Konsekuensinya, sebagai penjamin yang secara tanggung menanggung mengikatkan diri untuk menjamin segala perikatan yang dibuat oleh PFI dan PSU.

Berdasar Pasal 1832 ayat 2 Kitab Undang-undang Hukum Perdata, apabila ia (termohon) telah mengikatkan dirinya bersama-sama dengan si berutang utama secara tanggung menanggung; dalam hal mana akibat-akibat perikatannya diatur menurut azas-azas yang ditetapkan untuk utang-utang tanggung menanggung.
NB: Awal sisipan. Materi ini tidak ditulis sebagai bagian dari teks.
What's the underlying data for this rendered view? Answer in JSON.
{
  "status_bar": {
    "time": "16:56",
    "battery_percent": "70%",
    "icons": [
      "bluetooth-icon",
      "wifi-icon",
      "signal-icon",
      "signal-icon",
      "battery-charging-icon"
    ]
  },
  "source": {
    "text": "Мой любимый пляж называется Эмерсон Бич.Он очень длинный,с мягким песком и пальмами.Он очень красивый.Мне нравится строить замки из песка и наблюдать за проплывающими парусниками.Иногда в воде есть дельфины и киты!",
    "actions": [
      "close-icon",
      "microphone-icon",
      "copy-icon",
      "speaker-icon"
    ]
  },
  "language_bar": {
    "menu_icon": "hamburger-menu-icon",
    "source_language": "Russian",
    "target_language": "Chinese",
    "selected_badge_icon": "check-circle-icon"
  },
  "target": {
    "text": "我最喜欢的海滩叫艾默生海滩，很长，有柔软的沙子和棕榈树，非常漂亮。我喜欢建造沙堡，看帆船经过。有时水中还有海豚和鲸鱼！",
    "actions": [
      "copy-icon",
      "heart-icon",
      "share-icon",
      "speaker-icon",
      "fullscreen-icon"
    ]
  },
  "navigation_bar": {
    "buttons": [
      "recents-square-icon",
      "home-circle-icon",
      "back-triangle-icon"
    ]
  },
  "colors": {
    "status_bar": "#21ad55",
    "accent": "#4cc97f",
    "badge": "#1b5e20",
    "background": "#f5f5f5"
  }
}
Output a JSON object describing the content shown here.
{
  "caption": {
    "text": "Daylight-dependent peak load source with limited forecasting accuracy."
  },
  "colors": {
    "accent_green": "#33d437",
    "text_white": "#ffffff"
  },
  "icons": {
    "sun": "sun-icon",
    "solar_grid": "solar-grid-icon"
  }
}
Oleh karena itu menurut Pasal 1832 dinyatakan bahwa si penaggung (termohon) tidak dapat menuntut supaya benda-benda si berutang lebih dahulu disita dan dijual untuk melunasi utangnya.

Sidang hakim menunda persidangan sampai 26 Juli 2000 dengan acara sidang jawaban dari dari pemohon dan penyerahkan bukti dari masing-masing pihak sesuai dengan ketentuan UU No 4/1998 tentang kepailitan.

Sesuai dengan Pasal 6 ayat 4 UU No.4 Tahun 1998 bahwa putusan atas permohonan pernyaatn pailit harus ditetapkan dalam jangka waktu paling lambat 30 hari terhitung sejak tanggal permohonan pernyaatn pailit didaftarkan. Dengan ketentuan ini, hakim menjadwalkan pada 3 Agustus nanti kasus ini sudah akan diputus.

Pelajaran dari kasus ini adalah jangan sembarang memberikan jaminan pribadi. Salah perhitungan dan ambisi bisnis Kim agaknya telah menyeretnya ke sidang pailit.